When de Silvestro looks at her racing career, she always knew she wanted to be a race car driver. "I just tried to achieve that. With this team, I think we've been able to create such a big opportunity."
Trained by Penske, the pit crew isn't one woman getting a chance in a backmarker team. De Silvestro said that makes a big difference. "They're really learning from the best out there. I think that's something for women that has been missing, in the past, just being associated with really the best people. It's a really good mix. The guys that are on the car are teaching some of the girls and the girls are learning from the best. So I think it's just kind of cool to see that everyone's really motivated."
At the end of the day, whoever is the quickest at changing the tire is going to get the job. "That's what the whole point is," de Silvestro said. "But first of all, giving the opportunity to these women to actually try it out. They've been going to the shop at 5 a.m. every morning to practice. And now they're really quick. So I think it just shows that if you do it right and give the opportunity, the chances of success are pretty high."
Paretta told me the idea of the team isn't to give exclusive opportunities to women. The point is to be "co-ed" in a true way—to be able to run a full, inclusive squad, year-round, that is out there to take her incredible competitive drive to win to the top.
She described it to me as this being unlike a treehouse with a "no boys allowed" sign—the ladder's intended for everyone.

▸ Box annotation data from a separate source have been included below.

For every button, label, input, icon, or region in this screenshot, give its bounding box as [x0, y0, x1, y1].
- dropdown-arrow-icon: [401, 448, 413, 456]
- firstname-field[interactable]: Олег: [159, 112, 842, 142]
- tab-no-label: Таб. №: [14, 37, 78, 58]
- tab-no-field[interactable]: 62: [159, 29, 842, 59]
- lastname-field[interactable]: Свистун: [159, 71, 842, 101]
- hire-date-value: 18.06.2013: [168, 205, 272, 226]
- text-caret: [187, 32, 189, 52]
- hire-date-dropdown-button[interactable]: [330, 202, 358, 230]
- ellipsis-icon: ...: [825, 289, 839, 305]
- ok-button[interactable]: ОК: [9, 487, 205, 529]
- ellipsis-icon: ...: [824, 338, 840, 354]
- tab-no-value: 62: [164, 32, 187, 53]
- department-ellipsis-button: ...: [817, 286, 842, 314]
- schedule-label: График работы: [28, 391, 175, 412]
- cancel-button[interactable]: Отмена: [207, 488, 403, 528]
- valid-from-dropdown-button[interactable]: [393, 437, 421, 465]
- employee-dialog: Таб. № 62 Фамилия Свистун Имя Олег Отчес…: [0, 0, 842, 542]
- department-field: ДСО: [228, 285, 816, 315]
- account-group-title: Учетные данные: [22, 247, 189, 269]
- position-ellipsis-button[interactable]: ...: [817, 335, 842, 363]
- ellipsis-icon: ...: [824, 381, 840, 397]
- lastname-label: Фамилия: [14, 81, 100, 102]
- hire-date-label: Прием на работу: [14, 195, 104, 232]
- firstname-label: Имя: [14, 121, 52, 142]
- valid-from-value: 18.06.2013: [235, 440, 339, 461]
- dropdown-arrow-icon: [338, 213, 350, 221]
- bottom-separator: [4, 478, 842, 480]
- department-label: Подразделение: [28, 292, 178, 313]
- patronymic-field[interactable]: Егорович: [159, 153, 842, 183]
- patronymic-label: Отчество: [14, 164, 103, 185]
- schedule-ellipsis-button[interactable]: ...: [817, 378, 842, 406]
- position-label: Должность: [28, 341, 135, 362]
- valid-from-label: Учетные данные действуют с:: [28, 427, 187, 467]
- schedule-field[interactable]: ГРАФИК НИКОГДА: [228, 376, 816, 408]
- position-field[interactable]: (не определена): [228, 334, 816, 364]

And it's not just about her squad. IndyCar's Race for Equality and Change has to be a combined effort. Paretta told me, "About a month before us, the junior team called Force Indy, which is focused on African Americans—crew and driver—launched. They're the loveliest people and they're doing a lot of stuff with karting because it's not like there's a bunch of African American people kicking around, just looking for jobs, they've got to start earlier so they're building that funnel.
"But I talked to them to see if we can actually do a proper linkup with our teams because my dream is that I would run two cars full-time, in IndyCar, maybe eventually have a sports car team, too, because I love that so much."
Paretta doesn't just want to run a novelty squad, she's aiming to build a world-beating program—just like she did with the Viper. "Just like a Ganassi, just like a Penske, just like Andretti. But if I had two full-time IndyCar entries, I would even run a man as a driver because how cool would it be if that man is coming in and there's a bunch of women jumping over the wall and calling strategy and drive? That's the point. That's where we get to that. My hope is that in five years from now, us being predominantly women is the least interesting thing about us."
I'll give Paretta the last word on the project because we often just see the driver. And that's part of the fault of the media, the way that's always been covered. It's like, what other sport do you just focus on? One person on the team, like like like our American quarterback? Like, no, we all know that there are other positions and there's such focus on this driver."